ENDANGERED ECOSYSTEMS NORTHERN TANZANIA

Oikos East Africa is collaborating with Istituto Oikos for the implementation of a sub-grant under the EENT project, led by The Nature Conservancy.

In 2015, USAID launched the Endangered Ecosystems in Northern Tanzania initiative, to further support and secure the long term conservation and resilience of this unique landscape.

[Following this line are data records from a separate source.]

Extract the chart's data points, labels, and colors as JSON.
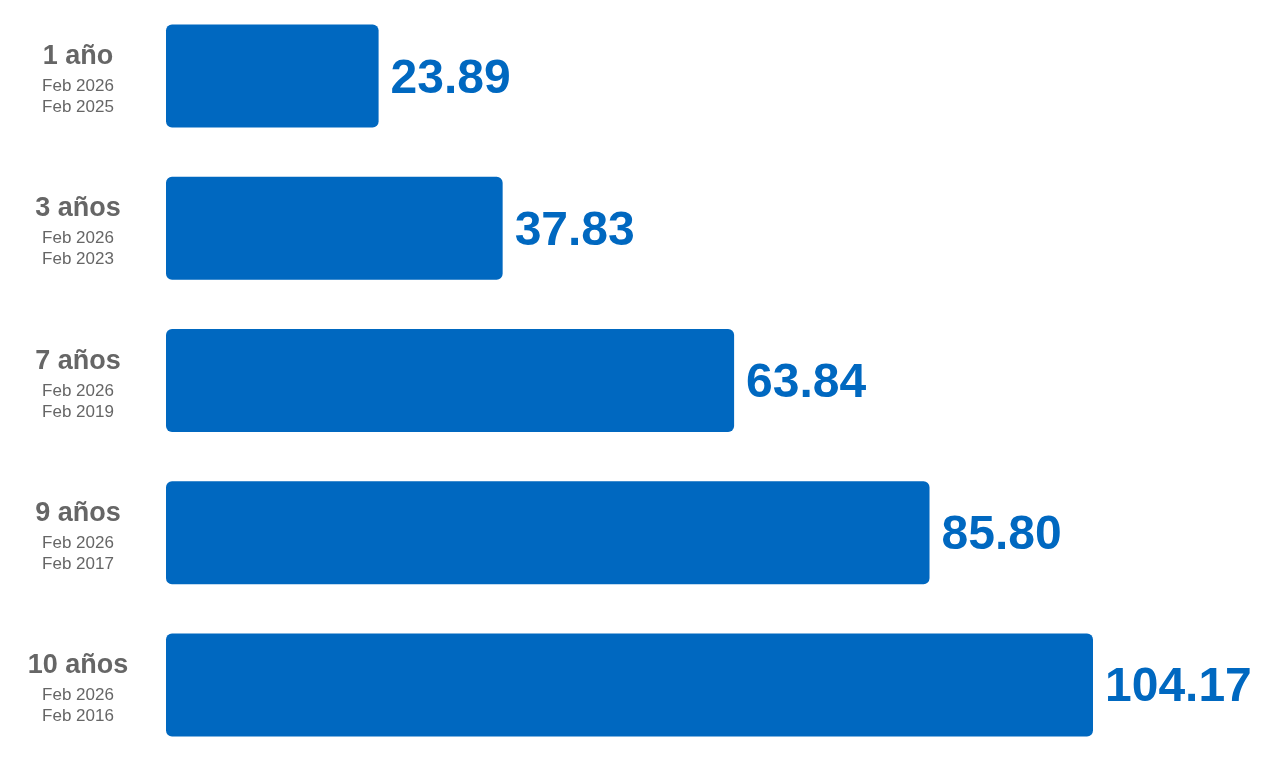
{
  "chart_data": {
    "type": "bar",
    "orientation": "horizontal",
    "categories": [
      "1 año\nFeb 2026\nFeb 2025",
      "3 años\nFeb 2026\nFeb 2023",
      "7 años\nFeb 2026\nFeb 2019",
      "9 años\nFeb 2026\nFeb 2017",
      "10 años\nFeb 2026\nFeb 2016"
    ],
    "values": [
      23.89,
      37.83,
      63.84,
      85.8,
      104.17
    ],
    "value_labels": [
      "23.89",
      "37.83",
      "63.84",
      "85.80",
      "104.17"
    ],
    "color": "#0068c0"
  }
}
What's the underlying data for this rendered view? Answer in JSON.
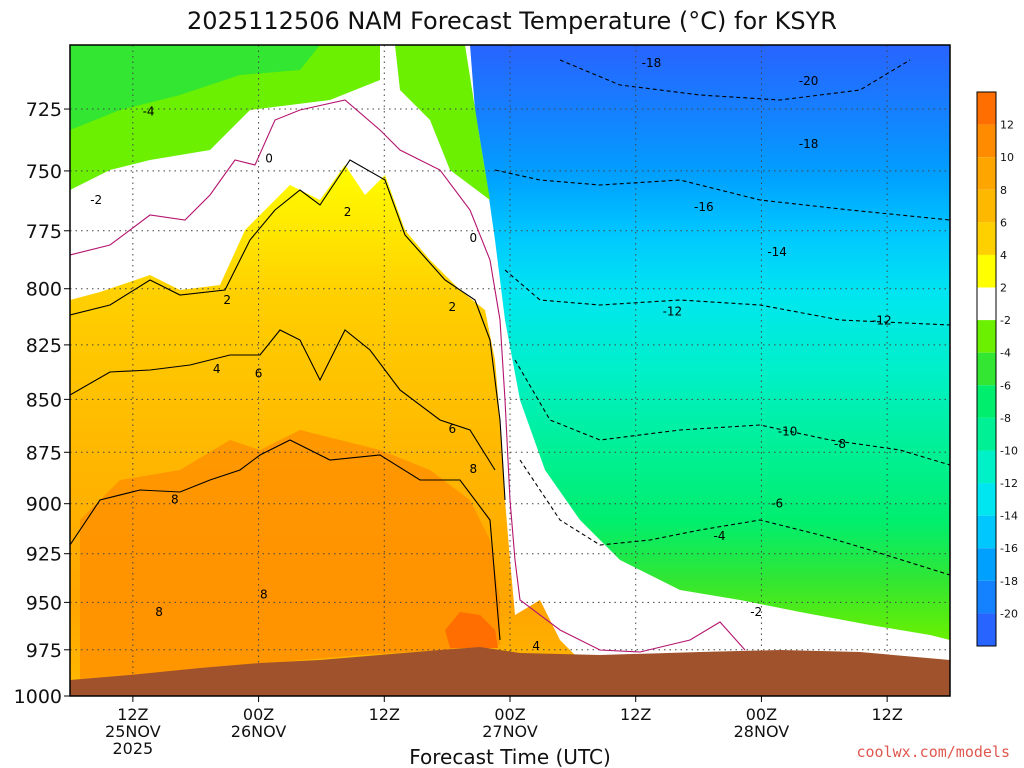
{
  "chart_data": {
    "type": "heatmap",
    "title": "2025112506 NAM Forecast Temperature (°C) for KSYR",
    "xlabel": "Forecast Time (UTC)",
    "credit": "coolwx.com/models",
    "y_axis": {
      "quantity": "pressure (hPa)",
      "inverted": true,
      "range": [
        700,
        1000
      ],
      "ticks": [
        725,
        750,
        775,
        800,
        825,
        850,
        875,
        900,
        925,
        950,
        975,
        1000
      ]
    },
    "x_axis": {
      "range_hours": [
        0,
        84
      ],
      "ticks": [
        {
          "hour": 6,
          "label": "12Z",
          "sub": "25NOV",
          "sub2": "2025"
        },
        {
          "hour": 18,
          "label": "00Z",
          "sub": "26NOV",
          "sub2": ""
        },
        {
          "hour": 30,
          "label": "12Z",
          "sub": "",
          "sub2": ""
        },
        {
          "hour": 42,
          "label": "00Z",
          "sub": "27NOV",
          "sub2": ""
        },
        {
          "hour": 54,
          "label": "12Z",
          "sub": "",
          "sub2": ""
        },
        {
          "hour": 66,
          "label": "00Z",
          "sub": "28NOV",
          "sub2": ""
        },
        {
          "hour": 78,
          "label": "12Z",
          "sub": "",
          "sub2": ""
        }
      ]
    },
    "grid": true,
    "colorbar": {
      "placement": "right",
      "levels": [
        {
          "label": "",
          "color": "#ff6e00"
        },
        {
          "label": "12",
          "color": "#ff8c00"
        },
        {
          "label": "10",
          "color": "#ffa500"
        },
        {
          "label": "8",
          "color": "#ffb800"
        },
        {
          "label": "6",
          "color": "#ffd000"
        },
        {
          "label": "4",
          "color": "#ffff00"
        },
        {
          "label": "2",
          "color": "#ffffff"
        },
        {
          "label": "-2",
          "color": "#6af000"
        },
        {
          "label": "-4",
          "color": "#32e632"
        },
        {
          "label": "-6",
          "color": "#00ee6e"
        },
        {
          "label": "-8",
          "color": "#00f096"
        },
        {
          "label": "-10",
          "color": "#00f0c8"
        },
        {
          "label": "-12",
          "color": "#00e6f0"
        },
        {
          "label": "-14",
          "color": "#00c8ff"
        },
        {
          "label": "-16",
          "color": "#00a0ff"
        },
        {
          "label": "-18",
          "color": "#1482ff"
        },
        {
          "label": "-20",
          "color": "#2864ff"
        }
      ]
    },
    "terrain_color": "#a0522d",
    "freezing_line_color": "#b4146e",
    "contour_labels": [
      {
        "text": "-18",
        "hour": 55.5,
        "p": 707
      },
      {
        "text": "-20",
        "hour": 70.5,
        "p": 714
      },
      {
        "text": "-4",
        "hour": 7.5,
        "p": 726
      },
      {
        "text": "-18",
        "hour": 70.5,
        "p": 739
      },
      {
        "text": "0",
        "hour": 19.0,
        "p": 745
      },
      {
        "text": "-16",
        "hour": 60.5,
        "p": 765
      },
      {
        "text": "-2",
        "hour": 2.5,
        "p": 762
      },
      {
        "text": "2",
        "hour": 26.5,
        "p": 767
      },
      {
        "text": "0",
        "hour": 38.5,
        "p": 778
      },
      {
        "text": "-14",
        "hour": 67.5,
        "p": 784
      },
      {
        "text": "2",
        "hour": 15.0,
        "p": 805
      },
      {
        "text": "2",
        "hour": 36.5,
        "p": 808
      },
      {
        "text": "-12",
        "hour": 57.5,
        "p": 810
      },
      {
        "text": "-12",
        "hour": 77.5,
        "p": 814
      },
      {
        "text": "4",
        "hour": 14.0,
        "p": 836
      },
      {
        "text": "6",
        "hour": 18.0,
        "p": 838
      },
      {
        "text": "-10",
        "hour": 68.5,
        "p": 865
      },
      {
        "text": "6",
        "hour": 36.5,
        "p": 864
      },
      {
        "text": "-8",
        "hour": 73.5,
        "p": 871
      },
      {
        "text": "8",
        "hour": 38.5,
        "p": 883
      },
      {
        "text": "8",
        "hour": 10.0,
        "p": 898
      },
      {
        "text": "-6",
        "hour": 67.5,
        "p": 900
      },
      {
        "text": "-4",
        "hour": 62.0,
        "p": 916
      },
      {
        "text": "8",
        "hour": 18.5,
        "p": 946
      },
      {
        "text": "8",
        "hour": 8.5,
        "p": 955
      },
      {
        "text": "-2",
        "hour": 65.5,
        "p": 955
      },
      {
        "text": "4",
        "hour": 44.5,
        "p": 973
      }
    ]
  }
}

The NTRI-EENT Project is a 5-year project funded by USAID through its Tanzania mission; it began on September 11, 2015, and will end on September 10, 2020. It is implemented by The Nature Conservancy (TNC) through its Northern Tanzania Program based in Arusha, with eight other partners in a consortium: Honeyguide, Maliasili Initiatives, Oikos, Pathfinder International, Tanzania People & Wildlife Fund, Ujamaa Community Resource Team, Wildlife Conservation Society, and Carbon Tanzania.

The Project’s goal is “to secure an ecologically and economically thriving landscape that supports both people and wildlife, and is resilient to future stress from climate change and human population growth”.

So far Oikos work has focussed on increasing the ability and confidence of more than 2500 Maasai women through the Marketplace Literacy training, introducing primary school children in remote pastoralist communities on the links between a healthy ecosystem and good and healthy herds, and on producing an innovative training syllabus aimed at tailoring basic business knowledge to the needs of pastoralist communities, to better plan destocking and restocking of livestock herds, thus increasing their resilience to both economic and environmental shocks.

In Y6, the project has engaged with pastoralist children as tomorrow’s leaders and treasurers of the rangelands’ health. Oikos with Tanzania Broadcasting Corporation has created 10 podcasts narrated by children to be broadcasted by local radios, or simply used as a thought provoking tool during nature conservation activities. A simple booklet recalling the episodes and the themes discussed in the podcasts has been distributed in 200 copies to primary schools in the Northern Tanzania rangelands.